Впрочем, вслед за этими риторическими излияниями юный Гоголь высказывает мнение, что необыкновенная женщина послана ему Провидением не напрасно: он не должен пресмыкаться по канцеляриям; настоящий его путь — путь новых наблюдений, новых знаний и опыта. Как указание свыше, Провидение и поставило перед ним эту — не женщину, а «божество, Им созданное, часть Его самого». Ему необходимо было бежать. Куда же? За границу. По этой причине, получив деньги для внесения в опекунский совет и узнав, что возможна отсрочка, он денег не внес, а купил пароходный билет и очутился в Любеке.
Письмо это впоследствии вводило в заблуждение биографов… У Петрарки была Лаура, у Данте — Беатриче, у Гете — Фредерика Брион и г-жа фон Штейн, у Гейне, Пушкина, Лермонтова — целый ряд поэтических женских образов, вдохновлявших воображение и заставлявших сильнее биться сердца… В таинственном божестве, «облеченном слегка в человеческие страсти», взгляда которого «не вынесет ни один из человеков», биографы Гоголя хотели видеть Александру Осиповну Смирнову…
Но Марья Ивановна Гоголь была проницательнее биографов.
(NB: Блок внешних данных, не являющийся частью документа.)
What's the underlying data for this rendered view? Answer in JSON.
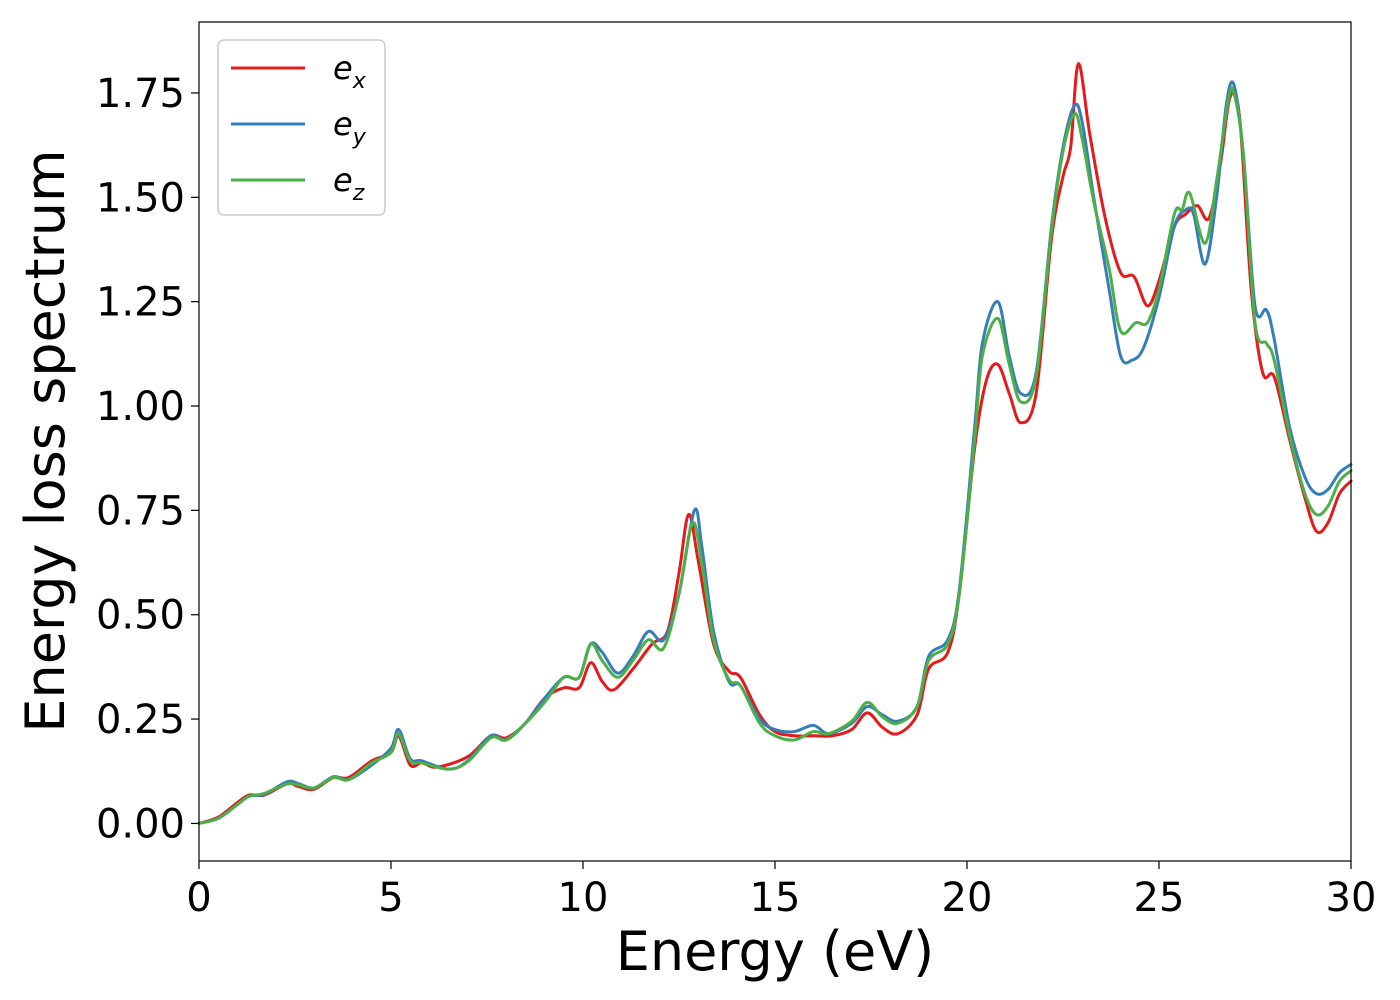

Она была женщина умная, знала сына и сама любила когда-то своего Василья Афанасьевича. Она помнила, как он играл ей за речкой нежные мелодии и писал любовные письма. Напыщенный, неискренний и холодный стиль в письме сына не мог обмануть ее: это, очевидно, не любовь к живой женщине, а что-то другое. Что же именно? Просто попытка объяснения того обстоятельства, что опекунские деньги самовольно употреблены на поездку за границу. Зачем? Марья Ивановна знала, что за границу ездят лечиться. Петербург — город соблазнительный. Итак, ее сын поехал лечиться от… дурной болезни.
Как это часто случается с умными и практическими людьми, Марья Ивановна превосходно угадала очень многое. Но вывод сделала грубо ошибочный: ответное письмо матери поразило сына как громом. «В первый раз в жизни, — писал он 24 сентября 1829 года, — и дай бог, чтобы в последний, я получил такое страшное письмо». Упрекая мать за ее предположения, он прибавляет: «Вот вам мое признание: одни только гордые помыслы юности, проистекавшие из пламенного желания быть полезным, завлекли меня слишком далеко»… В своем слишком простом объяснении Марья Ивановна, действительно, ошиблась: за границу увлекала Гоголя не любовь и не болезнь, а писательский инстинкт.